The Southern Hemisphere storminess changes were connected to changes in the ocean. They discovered that the Northern Hemisphere also has a comparable ocean influence, but that this influence is cancelled out by the Northern Hemisphere’s increased solar absorption as a result of the melting of snow and sea ice.

The scientists checked the models and discovered that they were producing the same signals increasing storminess in the Southern Hemisphere and little change in the Northern that were used to assess the accuracy of these models as part of the Intergovernmental Panel on Climate Change assessment report.

Shaw said that the discipline of weather and climate physics is relatively young compared to many other fields, which may explain why such a seemingly straightforward topic of why one hemisphere is stormier than the other went unaddressed for so long.
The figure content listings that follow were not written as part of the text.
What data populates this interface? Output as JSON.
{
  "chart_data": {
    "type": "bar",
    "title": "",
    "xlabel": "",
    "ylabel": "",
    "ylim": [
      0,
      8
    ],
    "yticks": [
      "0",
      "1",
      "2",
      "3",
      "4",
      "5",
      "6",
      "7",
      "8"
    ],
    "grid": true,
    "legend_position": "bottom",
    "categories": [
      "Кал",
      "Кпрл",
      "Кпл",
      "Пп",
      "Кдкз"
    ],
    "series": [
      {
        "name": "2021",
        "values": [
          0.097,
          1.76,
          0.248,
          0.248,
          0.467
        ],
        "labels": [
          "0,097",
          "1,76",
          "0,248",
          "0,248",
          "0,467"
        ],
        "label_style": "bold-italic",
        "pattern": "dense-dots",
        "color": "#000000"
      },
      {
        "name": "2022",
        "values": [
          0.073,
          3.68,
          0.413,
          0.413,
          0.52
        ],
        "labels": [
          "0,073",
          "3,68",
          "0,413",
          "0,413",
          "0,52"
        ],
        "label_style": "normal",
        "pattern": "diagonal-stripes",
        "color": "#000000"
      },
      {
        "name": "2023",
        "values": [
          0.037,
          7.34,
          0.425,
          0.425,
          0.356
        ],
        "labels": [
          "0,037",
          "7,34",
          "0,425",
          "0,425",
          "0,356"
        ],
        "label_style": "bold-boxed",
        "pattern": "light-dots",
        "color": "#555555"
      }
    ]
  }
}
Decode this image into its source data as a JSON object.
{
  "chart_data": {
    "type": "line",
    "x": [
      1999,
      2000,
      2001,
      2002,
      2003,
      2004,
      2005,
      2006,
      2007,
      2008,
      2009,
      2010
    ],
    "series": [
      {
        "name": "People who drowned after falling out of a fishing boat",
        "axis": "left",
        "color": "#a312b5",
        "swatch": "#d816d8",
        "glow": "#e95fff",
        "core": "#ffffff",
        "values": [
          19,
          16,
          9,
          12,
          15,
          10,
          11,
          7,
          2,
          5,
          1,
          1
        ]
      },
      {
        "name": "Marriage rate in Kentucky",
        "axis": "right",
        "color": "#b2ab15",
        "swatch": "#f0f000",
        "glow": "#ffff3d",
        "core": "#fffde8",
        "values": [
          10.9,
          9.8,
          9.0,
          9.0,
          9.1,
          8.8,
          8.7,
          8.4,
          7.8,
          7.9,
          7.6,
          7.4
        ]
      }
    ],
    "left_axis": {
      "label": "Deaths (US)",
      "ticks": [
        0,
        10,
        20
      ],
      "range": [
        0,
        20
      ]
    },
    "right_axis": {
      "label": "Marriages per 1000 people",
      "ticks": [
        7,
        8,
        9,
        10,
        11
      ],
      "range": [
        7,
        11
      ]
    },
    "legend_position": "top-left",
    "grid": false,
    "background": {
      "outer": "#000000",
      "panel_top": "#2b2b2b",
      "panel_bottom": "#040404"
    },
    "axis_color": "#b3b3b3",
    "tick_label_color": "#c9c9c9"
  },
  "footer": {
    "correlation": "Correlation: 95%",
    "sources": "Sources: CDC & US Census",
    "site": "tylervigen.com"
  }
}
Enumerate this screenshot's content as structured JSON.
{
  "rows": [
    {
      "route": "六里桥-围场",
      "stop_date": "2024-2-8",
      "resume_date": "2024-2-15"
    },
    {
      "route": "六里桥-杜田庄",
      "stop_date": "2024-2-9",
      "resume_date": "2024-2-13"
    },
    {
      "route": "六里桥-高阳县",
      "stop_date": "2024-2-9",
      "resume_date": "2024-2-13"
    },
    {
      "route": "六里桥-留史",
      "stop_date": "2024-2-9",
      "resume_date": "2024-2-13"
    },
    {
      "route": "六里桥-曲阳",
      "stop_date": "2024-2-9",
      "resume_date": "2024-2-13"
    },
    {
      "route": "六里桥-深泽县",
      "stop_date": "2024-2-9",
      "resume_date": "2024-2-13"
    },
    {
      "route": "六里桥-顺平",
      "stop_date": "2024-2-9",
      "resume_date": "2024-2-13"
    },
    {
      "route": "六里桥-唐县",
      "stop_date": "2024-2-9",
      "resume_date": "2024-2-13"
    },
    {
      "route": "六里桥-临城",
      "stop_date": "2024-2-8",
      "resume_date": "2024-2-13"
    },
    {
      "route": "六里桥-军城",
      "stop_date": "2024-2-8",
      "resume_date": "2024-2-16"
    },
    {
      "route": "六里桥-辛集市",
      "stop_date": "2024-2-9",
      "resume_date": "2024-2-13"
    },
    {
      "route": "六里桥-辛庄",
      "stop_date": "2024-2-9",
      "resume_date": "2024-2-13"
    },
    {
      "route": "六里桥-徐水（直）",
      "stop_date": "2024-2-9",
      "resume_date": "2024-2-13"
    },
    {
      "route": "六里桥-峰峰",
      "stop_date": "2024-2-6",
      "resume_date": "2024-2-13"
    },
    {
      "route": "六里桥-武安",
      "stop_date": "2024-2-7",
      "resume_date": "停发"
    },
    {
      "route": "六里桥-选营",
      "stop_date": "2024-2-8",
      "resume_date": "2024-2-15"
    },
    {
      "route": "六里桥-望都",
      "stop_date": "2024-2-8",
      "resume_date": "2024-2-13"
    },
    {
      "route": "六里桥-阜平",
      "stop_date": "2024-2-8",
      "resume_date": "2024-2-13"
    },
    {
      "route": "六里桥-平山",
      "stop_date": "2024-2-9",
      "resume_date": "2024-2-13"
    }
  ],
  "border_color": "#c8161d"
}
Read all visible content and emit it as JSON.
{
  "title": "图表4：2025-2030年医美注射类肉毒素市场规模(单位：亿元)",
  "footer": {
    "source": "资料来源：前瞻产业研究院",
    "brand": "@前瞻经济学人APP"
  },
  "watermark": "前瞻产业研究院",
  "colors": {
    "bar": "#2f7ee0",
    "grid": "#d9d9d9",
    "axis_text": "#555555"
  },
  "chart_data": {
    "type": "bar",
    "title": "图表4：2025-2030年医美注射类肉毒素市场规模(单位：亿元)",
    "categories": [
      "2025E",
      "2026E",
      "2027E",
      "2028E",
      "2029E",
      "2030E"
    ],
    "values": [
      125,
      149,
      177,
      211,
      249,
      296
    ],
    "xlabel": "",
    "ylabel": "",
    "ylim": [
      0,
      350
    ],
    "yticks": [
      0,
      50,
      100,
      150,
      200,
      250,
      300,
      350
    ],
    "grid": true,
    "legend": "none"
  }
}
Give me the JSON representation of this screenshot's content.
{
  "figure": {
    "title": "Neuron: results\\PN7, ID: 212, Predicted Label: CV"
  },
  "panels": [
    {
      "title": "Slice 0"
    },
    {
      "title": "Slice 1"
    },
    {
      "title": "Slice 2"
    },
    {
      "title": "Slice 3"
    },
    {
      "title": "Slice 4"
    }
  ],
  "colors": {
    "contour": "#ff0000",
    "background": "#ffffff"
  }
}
It was only after World War II that scientists began to build models of the physics driving large-scale weather and climate (of which key contributions were made at the University of Chicago by Prof. Carl-Gustaf Rossby).

But predicting and comprehending what will occur as climate change accelerates depends on having a thorough grasp of the physical mechanisms underlying the climate and its response to changes induced by humans, such as those spelled out in this paper.

“By laying this foundation of understanding, we increase confidence in climate change projections and thereby help society better prepare for the impacts of climate change,” Shaw said. “One of the major threads in my research is to understand if models are giving us good information now so that we can trust what they say about the future. The stakes are high and it’s important to get the right answer for the right reason.”